Okay GAF, this might be asking a lot, but I wanted to give full background info to go along with the plan my Personal Trainier put together for my workout routine. I'm 6' with big legs and a wide chest/shoulders.
I was a die hard football player from the age of 8 through 18. It was a big deal when I started in Arizona (moved back to WA when I was 12). I did weightlifting from when I was 10ish to 18. From 15-18, I was in the weightroom for pmuch 2 hours a day off season, and 1 hour a day during season. I could bench over 300, squat over 500, clean 250 or so.
College came around, with drugs, then less drugs and a sedentary life. I went up to 300 lbs.
I got serious about 3 years ago, dropped to 250 or so through diet, slowly incorporated more and more cardio, and eventually got down to 175-180 range last summer.
I continued with the running, but relaxed a lot on the diet. Right now I'm at 195. My running routine was M, T, Th, Fri - 3 miles, Sat - 5-10 miles depending on mood. I fucked up my ankle pretty bad, doctor says it's a "moderate severe low ankle sprain", and I more or less need to stop high impact cardio for another 2-4 weeks.
This happened 3 weeks ago, so I joined my local gym. I've been wanting to get back into strength training, but with how much time I spent in the gym in my youth, I just hate it. I run outside, with my dog, on nice trails in rural Western Washington, rain, snow, or shine. I'd literally rather run in 35 degree rain than do cardio in a gym, to give you an idea of how I feel about it.

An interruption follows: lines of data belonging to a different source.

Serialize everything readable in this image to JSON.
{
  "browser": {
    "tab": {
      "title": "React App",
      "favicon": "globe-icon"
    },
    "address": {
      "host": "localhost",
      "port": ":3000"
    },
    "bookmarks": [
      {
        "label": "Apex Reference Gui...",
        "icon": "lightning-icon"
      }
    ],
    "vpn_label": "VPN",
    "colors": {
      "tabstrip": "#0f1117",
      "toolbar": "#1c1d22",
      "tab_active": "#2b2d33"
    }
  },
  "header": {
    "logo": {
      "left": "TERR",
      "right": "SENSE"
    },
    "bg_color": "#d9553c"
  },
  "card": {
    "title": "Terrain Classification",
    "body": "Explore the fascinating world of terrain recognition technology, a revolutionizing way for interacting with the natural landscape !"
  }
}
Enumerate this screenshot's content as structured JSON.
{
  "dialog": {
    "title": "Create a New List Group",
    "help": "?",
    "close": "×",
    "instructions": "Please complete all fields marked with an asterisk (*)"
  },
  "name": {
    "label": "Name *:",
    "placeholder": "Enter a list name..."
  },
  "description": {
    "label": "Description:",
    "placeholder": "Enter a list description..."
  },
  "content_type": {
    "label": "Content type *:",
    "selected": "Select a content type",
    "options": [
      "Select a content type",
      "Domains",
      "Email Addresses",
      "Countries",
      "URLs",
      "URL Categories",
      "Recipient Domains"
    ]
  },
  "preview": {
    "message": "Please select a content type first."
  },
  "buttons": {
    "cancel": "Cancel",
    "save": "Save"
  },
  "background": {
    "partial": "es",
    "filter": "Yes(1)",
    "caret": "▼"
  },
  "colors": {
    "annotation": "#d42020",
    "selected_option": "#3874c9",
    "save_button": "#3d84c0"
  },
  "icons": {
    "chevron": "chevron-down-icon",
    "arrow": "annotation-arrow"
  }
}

In any case, I'm over the hump and super excited to start up strength training again. I've done one full week of the strength routine that my PT gave to me. He said our exact plan is to build up a solid core as well as the muscles I've neglected to give me a solid platform to move to more free weights and standard isolation exercises in a few months from now. This seem pretty logical to me, because even doing kickbacks and lunges, I can feel my calves and quads naturally wanting to take over.
Here's the routine:
Mon
Tue
- Ball Hip Thrust 3x16
- Weighted Hip Thrust 3x16 @ 25lbs
- Glute Kick Machine 3x12 @ 60lbs
- Lunges 3x12 per leg
- Leg Press w/ 4 sec hold 3x20 @100
- Bosu Squats 3x12
- 30 min cardio
Wed Off
Thu
- Assisted Pull 3x12 @70
- Dumbell Arm Curl 3x6 Per Arm @ 20
- Squat to Row 3x12 @ 40
- Ball Row 3x12 @ 20
- Ball Cobra 3x20
- 30 Mins Cardio
Fri
Sat
- Squat Curl Press 3x16 @ 20
- Ball Chest Press 3x15 @ 30
- Chest Press Machine 3x12 @ 60
- Leg Press 3x6 @ 150
- Bosu Squats 3x20
- Rear Deltoid 3x12 @ 40
- Assisted Pull Up 3x12 @70
Sun
- Off, but this will mostly be my yard work day, and I have 5 acres + 3 horses, so it's not easy to maintain.
I'm combining this with an IF diet, eating only from 11 AM through 7 PM, with calorie restriction and a huge focus on protein to still hit my macros.
Where I'd like to be eventually is doing cardio entirely outside of the gym, with most of my cardio being flat asphalt on weekdays, with trail running on the weekends in the mountains. After sex and video games, trail stuff with my dog is probably my most favorite activity, so that's really important for me to maintain. She's badass, and trained really fucking well (wife is a horse trainer and animal guru).
But I'd like to be cut and look decent naked. Since I went up to 300lbs, and was in the 270-300 range for nearly 8 years, as well as stupid bulked up in my teens, I have a lot of loose skin on my thighs and belly, so I'm not sure how realistic it is for me to expect this. But, after 3 years of being way down in weight, the skin is tightening up a bit in my belly, so there's hope there.
Any input would be greatly appreciated. You guys know your shit, and probably better than the PT. But, two free sessions to get me back into the swing of things and to check my form felt pretty necessary for me.